Comfort. We all want it and need it. We need and want to feel comfortable, especially with our partner. I have run up on a subject of comfort that I do not know how to answer. The man I am seeing and I have run up on a few steep issues. There is anger on both sides still and we are trying to see if we still feel comfortable with each other. There are moments when we do, then moments when it seems so far away.
How do you get the comfort back? I wish I knew. My answer is simple: It takes two. You simply go back to where you were the most comfortable and start over. But it takes two. Both have to be willing.
The most comfortable I was with him was just “being.” It was wonderful. I miss it. I miss him.
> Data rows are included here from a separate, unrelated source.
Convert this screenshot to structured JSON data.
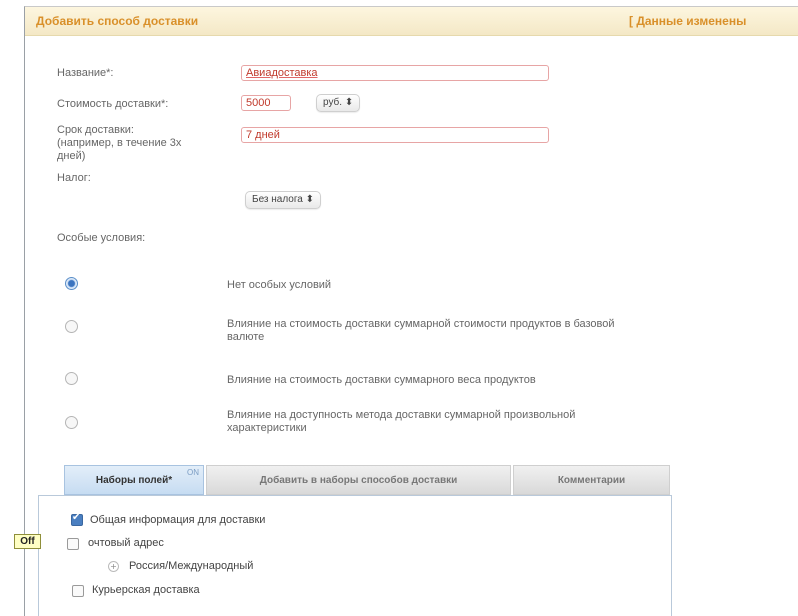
{
  "header": {
    "title": "Добавить способ доставки",
    "changed_notice": "[ Данные изменены"
  },
  "form": {
    "name": {
      "label": "Название*:",
      "value": "Авиадоставка"
    },
    "cost": {
      "label": "Стоимость доставки*:",
      "value": "5000",
      "currency": "руб. ⬍"
    },
    "term": {
      "label_line1": "Срок доставки:",
      "label_line2": "(например, в течение 3х",
      "label_line3": "дней)",
      "value": "7 дней"
    },
    "tax": {
      "label": "Налог:",
      "value": "Без налога ⬍"
    },
    "conditions_label": "Особые условия:"
  },
  "conditions": [
    {
      "line1": "Нет особых условий",
      "line2": "",
      "selected": true
    },
    {
      "line1": "Влияние на стоимость доставки суммарной стоимости продуктов в базовой",
      "line2": "валюте",
      "selected": false
    },
    {
      "line1": "Влияние на стоимость доставки суммарного веса продуктов",
      "line2": "",
      "selected": false
    },
    {
      "line1": "Влияние на доступность метода доставки суммарной произвольной",
      "line2": "характеристики",
      "selected": false
    }
  ],
  "tabs": [
    {
      "label": "Наборы полей*",
      "sup": "ON",
      "active": true
    },
    {
      "label": "Добавить в наборы способов доставки",
      "active": false
    },
    {
      "label": "Комментарии",
      "active": false
    }
  ],
  "fieldsets": {
    "general": {
      "label": "Общая информация для доставки",
      "checked": true
    },
    "postal": {
      "label": "Почтовый адрес",
      "visible_label": "очтовый адрес",
      "checked": false
    },
    "russia": {
      "label": "Россия/Международный"
    },
    "courier": {
      "label": "Курьерская доставка",
      "checked": false
    }
  },
  "tooltip": {
    "text": "Off"
  }
}
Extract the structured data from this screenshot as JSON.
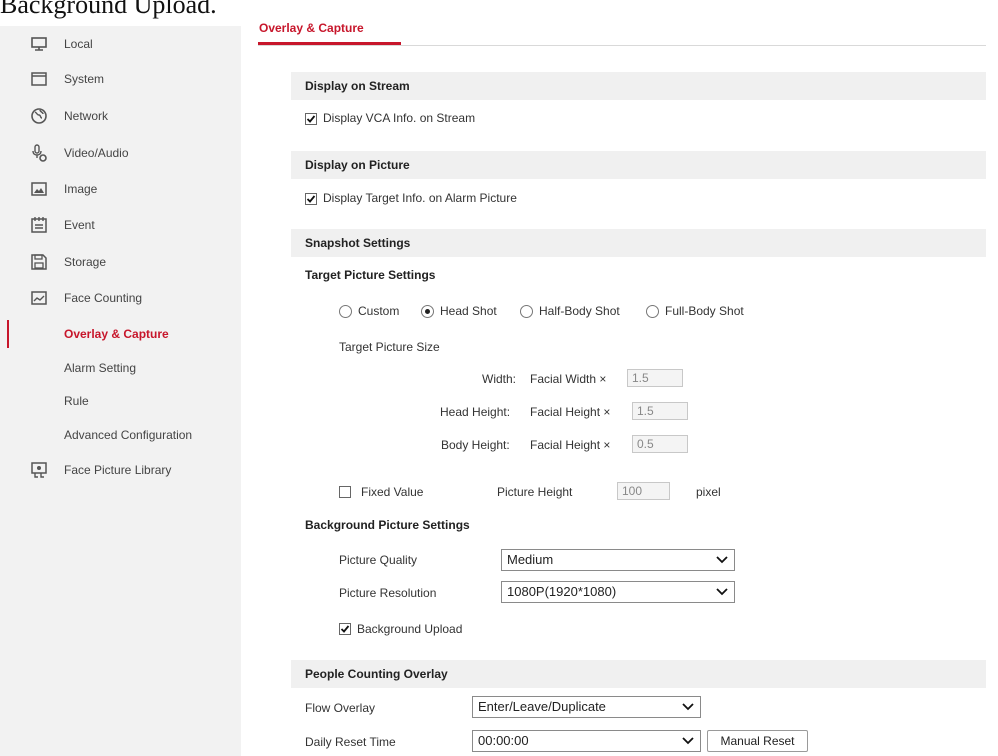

I have extended 5 invitations, each one refused. He has extended none, but come to see me thrice. He made the first move that started the reconciliation, yet is still distant and announces he is simply “busy” every weekend.
Where is the comfort?
It is my experience that you can have no comfort with walls and defenses up.
I went to the memorial service of a high school friend today. I wanted to ask that he come over and be with me for a little while. But he does not seem comfortable in such situations…so I asked that he stay away. His walls making me unsure of my own need for comfort.
We both want the same thing, so why is it so complicated? Why are his walls so hard? Why does he fight so hard to keep me out, yet be upset when I get the hint?
Why are men so difficult? It’s not rocket science, it’s just dating. If you want to be with me, be with me. If you want me to stay, be of comfort. Let me in and let’s have a great rest of the year with each other. Let’s promise that we will be good and gentle, have much fun. Treat me with kindness or go away.